Racial mixing wouldn’t make me move out, but if the neighborhood declined enough, then I would. Declined meaning: more robberies, vandalism, more neglected houses, etc. It just so happens that in the history of this country, neighborhoods and cities were often vacated by white people around mid-century and then they declined. But it was a socio-economic thing ultimately.

Strauss's avatar

@DominicY But it was a socio-economic thing ultimately.

“White fright flight” was certainly a socio-economic thing, but it was defined largely by redlining by mortgage banks and racial stereotyping by many white people.

ibstubro's avatar

I think it depends on the location and your upbringing.

From what I’ve seen of St. Louis, I would be very uncomfortable being less than half the majority.

From what I saw in Cleveland, Ohio, nobody really gave a crap what color their neighbor was. It was more socioeconomic class.

I’m from Missouri. I honestly didn’t realize that black and white strangers could interact without tension until fairly recently. Scoff if you like, that’s simply my life’s reality.

syz's avatar

My neighborhood is probably less than ⅓ white. I have no plans to move.
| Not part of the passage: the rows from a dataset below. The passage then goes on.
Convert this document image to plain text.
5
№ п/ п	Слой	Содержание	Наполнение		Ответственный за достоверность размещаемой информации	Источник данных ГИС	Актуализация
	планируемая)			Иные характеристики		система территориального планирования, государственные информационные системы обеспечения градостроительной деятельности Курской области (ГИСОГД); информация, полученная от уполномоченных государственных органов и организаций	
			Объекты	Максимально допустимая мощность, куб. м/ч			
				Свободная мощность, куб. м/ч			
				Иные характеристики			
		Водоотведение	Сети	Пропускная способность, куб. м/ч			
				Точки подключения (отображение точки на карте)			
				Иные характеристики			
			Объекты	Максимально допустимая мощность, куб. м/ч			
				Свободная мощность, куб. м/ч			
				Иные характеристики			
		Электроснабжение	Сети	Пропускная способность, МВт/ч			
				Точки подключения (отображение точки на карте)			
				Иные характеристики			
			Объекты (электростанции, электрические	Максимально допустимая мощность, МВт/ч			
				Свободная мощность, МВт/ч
syz (35649points)“Great Answer” (2points)
LostInParadise's avatar

Thanks for your answers. Unfortunately, the jelly population is not representative of the world at large. All of our major cities are heavily segregated, and it did not come about by chance. There is segregation by both income and race, but racial segregation is greater. As the model shows, even a small amount of racism can get magnified in global population patterns, which means that people may not even be consciously aware of their motivations.

ibstubro's avatar

When I lived in St. Louis, I lived in Maplewood which was openly touted by the realtors as “the cheapest predominately white neighborhood” to live in. My knee-jerk was ‘Uh, okay, let’s look there.”

Safety was equated with ‘white’.

Strauss's avatar

@ibstubro Safety was equated with ‘white’.
Or possibly the realtors assumed that someone white would feel more comfortable in a “predominately white” neighborhood.

Blackberry's avatar

Nice title bait lol. Glad you’re not actually racist.

tinyfaery's avatar

Ew. I would never live in a place that was not ethnically diverse. I grew up in L.A. I would never feel comfortable around a bunch of white people. How boring and insular. I think that is what breeds racism and intolerance. When everybody is just like everyone else there is no way for people to experience other kinds of beliefs, traditions, food (the food alone is worth it). When people leave such an insular neighborhood they are going to distrust and fear those who are not just like them.

ibstubro's avatar

Oh, were you house hunting in St. Louis in the early 80’s, too, @Yetanotheruser?

BeenThereSaidThat's avatar

I already live in a racially mixed neighborhood. In New York most are. I would move if my actual next door neighbors were assholes. I lived in my house for 40 years and so far both of my neighbors on either side of me have lived in their homes for 60 and 30 years. so far so good…....

ibstubro's avatar

One chief appeal of my home is that I do not and can not have a neighbor in view. I have a secluded spot in a very public area.

Were I to search for housing in the city, I’d ask for diversity versus safety statistics. Literally I am that totally sincere guy at the grocery that asks, “What do you use that for?” I had a little road-trip today and found that the customer at Lucky’s Market had not had the vegetable torte before, so was not certain how she would heat it. The guy at Lucky’s deli underestimated the curry in the “Cauliflower Cracklins”. Gave direction to the woman at Pat’s Market on how to get to both Lucky’s Market and Trader Joe’s (over an hour away.)

LadyMarissa's avatar

At one point, my husband & I were the ONLY whites in our neighborhood. I found it NO different than living in all white neighborhood. I had great friends, met some wonderful people & still have some wonderful friends from those days!!!